2024-11-16 –, LT9
Language: English
This talk will cover various aspects of optimizing Large Language Models (LLMs) with Python, including quick start, availability optimization, and throughput optimization. Explore cutting-edge techniques involved in areas such as model compilation, model compression, model inference batching, distributed training, and Large Model Inference (LMI) containers. Discover practical examples of optimizing some open-source models using techniques like LMI containers, Low-Rank Adaptation (LoRA), Fully Sharded Data Parallelism (FSDP), Paged Attention, Rolling Batch, and more.
The talk will delve into techniques and strategies for optimizing Large Language Models (LLMs) with Python.

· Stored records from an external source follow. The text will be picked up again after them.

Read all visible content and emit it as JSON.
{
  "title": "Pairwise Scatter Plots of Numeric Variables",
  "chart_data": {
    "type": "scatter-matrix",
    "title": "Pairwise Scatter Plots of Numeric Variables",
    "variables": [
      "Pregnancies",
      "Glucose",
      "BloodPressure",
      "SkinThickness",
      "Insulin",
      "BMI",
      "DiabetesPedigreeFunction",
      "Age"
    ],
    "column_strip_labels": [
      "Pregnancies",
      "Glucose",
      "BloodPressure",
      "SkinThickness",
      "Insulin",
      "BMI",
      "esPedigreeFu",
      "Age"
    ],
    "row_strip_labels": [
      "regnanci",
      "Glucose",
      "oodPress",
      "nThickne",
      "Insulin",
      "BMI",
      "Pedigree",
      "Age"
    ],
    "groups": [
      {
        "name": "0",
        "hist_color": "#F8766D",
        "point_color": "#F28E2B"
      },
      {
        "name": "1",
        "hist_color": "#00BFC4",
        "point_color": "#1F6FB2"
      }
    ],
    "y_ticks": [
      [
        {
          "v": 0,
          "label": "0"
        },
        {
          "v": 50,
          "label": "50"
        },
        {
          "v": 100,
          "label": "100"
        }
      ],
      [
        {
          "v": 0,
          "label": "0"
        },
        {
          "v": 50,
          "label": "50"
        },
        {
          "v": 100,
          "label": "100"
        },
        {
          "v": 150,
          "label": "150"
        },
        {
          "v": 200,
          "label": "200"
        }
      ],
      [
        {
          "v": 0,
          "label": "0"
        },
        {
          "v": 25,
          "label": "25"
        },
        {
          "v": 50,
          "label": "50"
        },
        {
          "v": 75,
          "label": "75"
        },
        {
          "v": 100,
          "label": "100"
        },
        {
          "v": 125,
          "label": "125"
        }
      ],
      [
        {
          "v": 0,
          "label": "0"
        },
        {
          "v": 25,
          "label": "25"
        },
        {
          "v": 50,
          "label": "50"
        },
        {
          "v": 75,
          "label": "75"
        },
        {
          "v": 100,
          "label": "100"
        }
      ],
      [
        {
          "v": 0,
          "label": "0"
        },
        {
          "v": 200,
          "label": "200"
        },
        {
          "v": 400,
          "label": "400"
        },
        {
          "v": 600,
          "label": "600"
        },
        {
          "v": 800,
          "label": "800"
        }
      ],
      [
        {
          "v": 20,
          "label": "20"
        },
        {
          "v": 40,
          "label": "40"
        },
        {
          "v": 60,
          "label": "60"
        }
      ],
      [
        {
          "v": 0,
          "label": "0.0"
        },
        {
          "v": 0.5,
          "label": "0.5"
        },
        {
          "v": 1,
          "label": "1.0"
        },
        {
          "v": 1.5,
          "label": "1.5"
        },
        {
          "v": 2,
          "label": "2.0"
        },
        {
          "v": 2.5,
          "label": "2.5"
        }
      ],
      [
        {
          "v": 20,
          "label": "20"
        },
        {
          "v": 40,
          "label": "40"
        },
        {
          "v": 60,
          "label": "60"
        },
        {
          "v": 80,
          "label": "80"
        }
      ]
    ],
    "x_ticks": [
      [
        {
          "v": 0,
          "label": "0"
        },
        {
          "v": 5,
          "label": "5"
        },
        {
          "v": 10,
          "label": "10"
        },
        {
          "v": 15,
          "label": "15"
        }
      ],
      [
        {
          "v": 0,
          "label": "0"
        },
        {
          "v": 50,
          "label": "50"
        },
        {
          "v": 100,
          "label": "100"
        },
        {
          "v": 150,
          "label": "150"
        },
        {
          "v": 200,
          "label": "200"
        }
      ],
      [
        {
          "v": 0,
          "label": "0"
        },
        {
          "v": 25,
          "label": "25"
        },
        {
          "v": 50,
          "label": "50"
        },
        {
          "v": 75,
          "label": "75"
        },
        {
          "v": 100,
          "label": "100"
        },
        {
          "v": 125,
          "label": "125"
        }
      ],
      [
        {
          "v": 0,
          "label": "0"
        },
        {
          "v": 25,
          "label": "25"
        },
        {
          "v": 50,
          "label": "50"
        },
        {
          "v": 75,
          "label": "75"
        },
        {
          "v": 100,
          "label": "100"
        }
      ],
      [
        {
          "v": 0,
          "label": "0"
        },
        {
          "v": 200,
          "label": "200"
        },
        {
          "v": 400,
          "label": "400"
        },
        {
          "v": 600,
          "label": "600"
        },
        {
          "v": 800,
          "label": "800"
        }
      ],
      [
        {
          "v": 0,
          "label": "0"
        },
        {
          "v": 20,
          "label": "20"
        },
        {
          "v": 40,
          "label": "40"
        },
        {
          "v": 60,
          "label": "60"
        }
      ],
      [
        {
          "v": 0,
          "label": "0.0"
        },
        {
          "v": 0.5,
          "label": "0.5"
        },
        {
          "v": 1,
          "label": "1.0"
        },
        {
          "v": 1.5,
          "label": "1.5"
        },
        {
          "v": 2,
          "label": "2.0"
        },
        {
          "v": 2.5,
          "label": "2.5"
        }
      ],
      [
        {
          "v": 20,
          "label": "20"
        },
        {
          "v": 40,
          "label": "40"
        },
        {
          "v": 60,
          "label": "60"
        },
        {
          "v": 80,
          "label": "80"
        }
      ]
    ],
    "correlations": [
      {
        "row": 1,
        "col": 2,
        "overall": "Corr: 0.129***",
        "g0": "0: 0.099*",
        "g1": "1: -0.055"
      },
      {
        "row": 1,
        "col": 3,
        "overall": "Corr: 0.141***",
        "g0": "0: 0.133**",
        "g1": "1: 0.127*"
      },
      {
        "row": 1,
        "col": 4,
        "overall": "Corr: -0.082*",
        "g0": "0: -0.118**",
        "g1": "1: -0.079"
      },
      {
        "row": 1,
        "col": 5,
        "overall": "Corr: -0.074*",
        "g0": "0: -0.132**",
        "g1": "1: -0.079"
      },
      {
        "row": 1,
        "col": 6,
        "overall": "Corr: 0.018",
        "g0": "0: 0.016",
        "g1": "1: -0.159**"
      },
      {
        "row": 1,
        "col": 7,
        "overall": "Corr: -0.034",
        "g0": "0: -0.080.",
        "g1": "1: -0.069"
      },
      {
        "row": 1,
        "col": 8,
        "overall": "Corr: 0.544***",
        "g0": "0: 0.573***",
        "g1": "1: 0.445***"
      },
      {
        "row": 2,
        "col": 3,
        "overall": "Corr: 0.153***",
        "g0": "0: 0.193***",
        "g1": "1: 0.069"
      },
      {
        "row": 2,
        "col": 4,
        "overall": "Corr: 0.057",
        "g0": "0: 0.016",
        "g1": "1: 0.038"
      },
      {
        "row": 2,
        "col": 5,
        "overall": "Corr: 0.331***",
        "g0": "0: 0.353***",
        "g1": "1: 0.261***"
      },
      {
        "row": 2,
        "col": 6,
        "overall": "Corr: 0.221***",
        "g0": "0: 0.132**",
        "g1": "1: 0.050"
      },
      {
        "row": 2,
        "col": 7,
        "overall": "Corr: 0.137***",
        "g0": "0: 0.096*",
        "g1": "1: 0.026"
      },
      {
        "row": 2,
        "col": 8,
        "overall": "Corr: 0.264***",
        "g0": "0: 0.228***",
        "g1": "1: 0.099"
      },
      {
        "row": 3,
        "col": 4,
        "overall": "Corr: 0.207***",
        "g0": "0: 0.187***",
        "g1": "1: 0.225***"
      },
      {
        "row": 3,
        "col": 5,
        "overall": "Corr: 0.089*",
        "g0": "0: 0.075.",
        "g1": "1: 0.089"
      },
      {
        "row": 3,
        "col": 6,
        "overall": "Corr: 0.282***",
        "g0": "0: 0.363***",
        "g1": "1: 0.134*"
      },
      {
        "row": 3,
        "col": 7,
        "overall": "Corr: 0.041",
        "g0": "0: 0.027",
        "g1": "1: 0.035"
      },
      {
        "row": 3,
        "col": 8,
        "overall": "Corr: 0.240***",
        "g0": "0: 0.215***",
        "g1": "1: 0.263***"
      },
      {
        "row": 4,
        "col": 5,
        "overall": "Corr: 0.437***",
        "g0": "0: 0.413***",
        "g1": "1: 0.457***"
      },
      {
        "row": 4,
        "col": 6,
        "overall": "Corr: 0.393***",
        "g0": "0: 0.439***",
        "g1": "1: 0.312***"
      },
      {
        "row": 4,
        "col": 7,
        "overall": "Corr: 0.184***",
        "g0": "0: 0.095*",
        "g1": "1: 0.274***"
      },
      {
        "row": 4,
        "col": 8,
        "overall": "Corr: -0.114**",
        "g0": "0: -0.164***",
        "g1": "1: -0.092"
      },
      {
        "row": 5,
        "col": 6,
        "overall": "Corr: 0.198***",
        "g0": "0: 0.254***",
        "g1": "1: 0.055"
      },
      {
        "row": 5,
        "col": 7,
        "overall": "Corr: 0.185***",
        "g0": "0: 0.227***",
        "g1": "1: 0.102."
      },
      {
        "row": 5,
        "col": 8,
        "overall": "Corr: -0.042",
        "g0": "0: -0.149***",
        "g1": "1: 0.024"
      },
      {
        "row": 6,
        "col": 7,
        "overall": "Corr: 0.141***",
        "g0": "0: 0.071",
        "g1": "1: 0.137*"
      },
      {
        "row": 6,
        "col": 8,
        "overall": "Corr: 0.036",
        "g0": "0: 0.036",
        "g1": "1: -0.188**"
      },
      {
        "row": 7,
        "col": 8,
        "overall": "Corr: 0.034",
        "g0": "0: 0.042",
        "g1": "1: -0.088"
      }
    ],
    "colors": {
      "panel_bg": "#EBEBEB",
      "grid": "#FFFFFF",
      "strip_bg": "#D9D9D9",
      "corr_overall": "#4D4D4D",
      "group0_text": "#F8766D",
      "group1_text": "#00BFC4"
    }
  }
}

It focuses on addressing the computational challenges associated with training and deploying these models efficiently.
One key aspect discussed is model parallelism, which involves distributing the model across multiple devices or instances to overcome memory limitations. Tensor parallelism, a form of model parallelism, is explored, where individual tensors are split across devices. Pipeline parallelism, another technique, enables concurrent execution of different model components on separate devices.
The talk will also cover distributed training strategies, such as data parallelism and tensor-parallel language models, which leverage multiple devices to accelerate training. Techniques for reducing memory footprint, like quantization, pruning, and distillation, are explored as means to optimize LLM deployment.

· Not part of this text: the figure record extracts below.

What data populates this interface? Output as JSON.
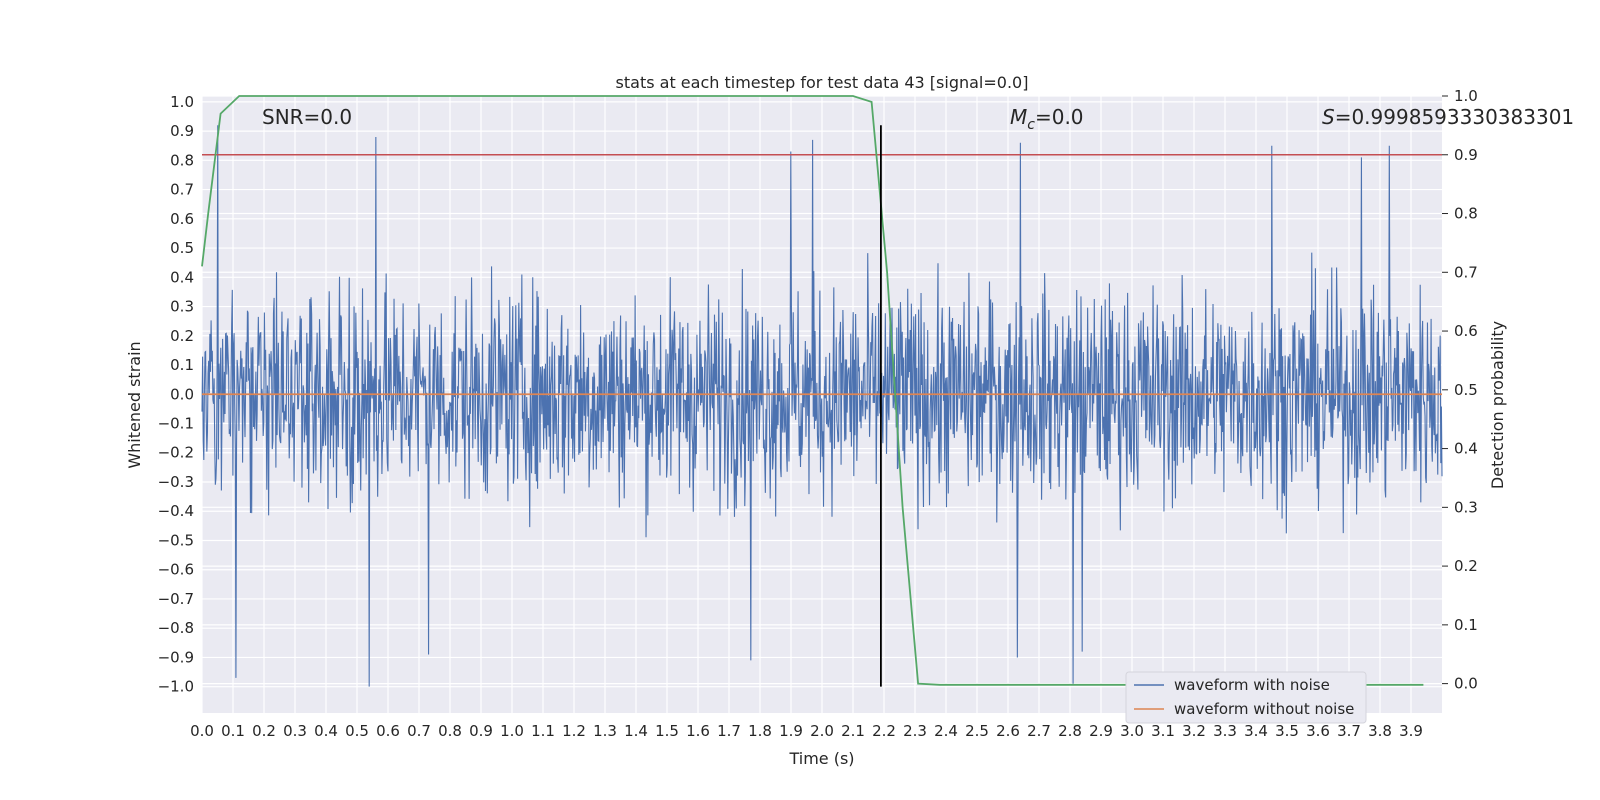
{
  "chart_data": {
    "type": "line",
    "title": "stats at each timestep for test data 43 [signal=0.0]",
    "xlabel": "Time (s)",
    "ylabel_left": "Whitened strain",
    "ylabel_right": "Detection probability",
    "xlim": [
      0.0,
      4.0
    ],
    "ylim_left": [
      -1.09,
      1.02
    ],
    "ylim_right": [
      -0.05,
      1.0
    ],
    "x_ticks": [
      "0.0",
      "0.1",
      "0.2",
      "0.3",
      "0.4",
      "0.5",
      "0.6",
      "0.7",
      "0.8",
      "0.9",
      "1.0",
      "1.1",
      "1.2",
      "1.3",
      "1.4",
      "1.5",
      "1.6",
      "1.7",
      "1.8",
      "1.9",
      "2.0",
      "2.1",
      "2.2",
      "2.3",
      "2.4",
      "2.5",
      "2.6",
      "2.7",
      "2.8",
      "2.9",
      "3.0",
      "3.1",
      "3.2",
      "3.3",
      "3.4",
      "3.5",
      "3.6",
      "3.7",
      "3.8",
      "3.9"
    ],
    "y_ticks_left": [
      "1.0",
      "0.9",
      "0.8",
      "0.7",
      "0.6",
      "0.5",
      "0.4",
      "0.3",
      "0.2",
      "0.1",
      "0.0",
      "−0.1",
      "−0.2",
      "−0.3",
      "−0.4",
      "−0.5",
      "−0.6",
      "−0.7",
      "−0.8",
      "−0.9",
      "−1.0"
    ],
    "y_ticks_right": [
      "1.0",
      "0.9",
      "0.8",
      "0.7",
      "0.6",
      "0.5",
      "0.4",
      "0.3",
      "0.2",
      "0.1",
      "0.0"
    ],
    "grid": true,
    "legend_placement": "lower-right",
    "annotations": {
      "snr": "SNR=0.0",
      "mc_symbol": "M",
      "mc_sub": "c",
      "mc_value": "=0.0",
      "s_symbol": "S",
      "s_value": "=0.9998593330383301"
    },
    "series": [
      {
        "name": "waveform with noise",
        "axis": "left",
        "color": "#4c72b0",
        "description": "dense noise trace",
        "samples": 2048,
        "amplitude": 0.18,
        "peaks": [
          [
            0.05,
            0.92
          ],
          [
            0.56,
            0.88
          ],
          [
            0.54,
            -1.0
          ],
          [
            0.11,
            -0.97
          ],
          [
            0.73,
            -0.89
          ],
          [
            1.9,
            0.83
          ],
          [
            1.97,
            0.87
          ],
          [
            2.81,
            -0.99
          ],
          [
            2.84,
            -0.88
          ],
          [
            2.63,
            -0.9
          ],
          [
            3.74,
            0.81
          ],
          [
            3.83,
            0.85
          ],
          [
            3.45,
            0.85
          ],
          [
            2.64,
            0.86
          ],
          [
            1.77,
            -0.91
          ]
        ]
      },
      {
        "name": "waveform without noise",
        "axis": "left",
        "color": "#dd8452",
        "x": [
          0.0,
          4.0
        ],
        "y": [
          0.0,
          0.0
        ]
      },
      {
        "name": "",
        "axis": "right",
        "color": "#55a868",
        "x": [
          0.0,
          0.02,
          0.06,
          0.12,
          2.1,
          2.16,
          2.21,
          2.26,
          2.31,
          2.38,
          3.94
        ],
        "y": [
          0.71,
          0.8,
          0.97,
          1.0,
          1.0,
          0.99,
          0.7,
          0.3,
          0.0,
          -0.002,
          -0.002
        ]
      }
    ],
    "threshold": {
      "axis": "right",
      "value": 0.9,
      "color": "#c44e52"
    },
    "vline": {
      "x": 2.19,
      "y": [
        -1.0,
        0.92
      ],
      "color": "#000000"
    }
  }
}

Optimizations for inference are also discussed, including model compression methods like quantization-aware training, pruning, and distillation. Kernel fusion, a technique that combines multiple operations into a single optimized kernel, is highlighted for improving inference performance. Additionally, the document explores accelerated inference using hardware accelerators.
The talk aims to provide guidance on leveraging Python's capabilities for efficient LLM training, deployment, and inference. It covers a range of strategies and techniques to address the computational challenges associated with these models, enabling researchers and practitioners to optimize LLMs for improved performance and cost-effectiveness.

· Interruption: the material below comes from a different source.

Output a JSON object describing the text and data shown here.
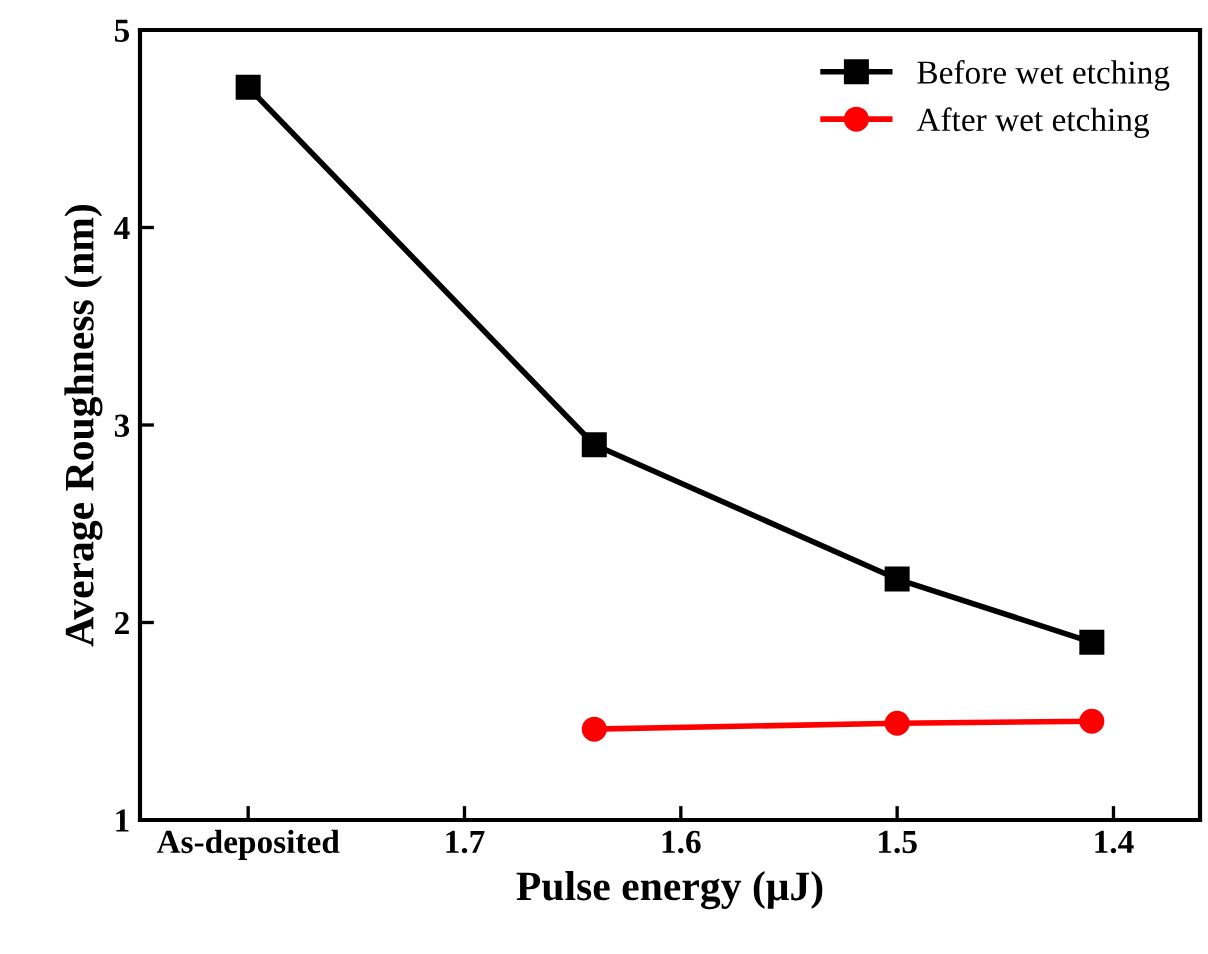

Haowen Huang is currently a Senior Developer Advocate at Amazon Web Services (AWS). He has over 20 years of experience in the telecommunications, internet, and cloud computing industries. He has previously worked for companies such as Microsoft, Sun, and China Telecom. He currently focuses on creating and sharing technical content in the areas of generative AI, large language models (LLMs), machine learning, and data science, and empowering developers around the world.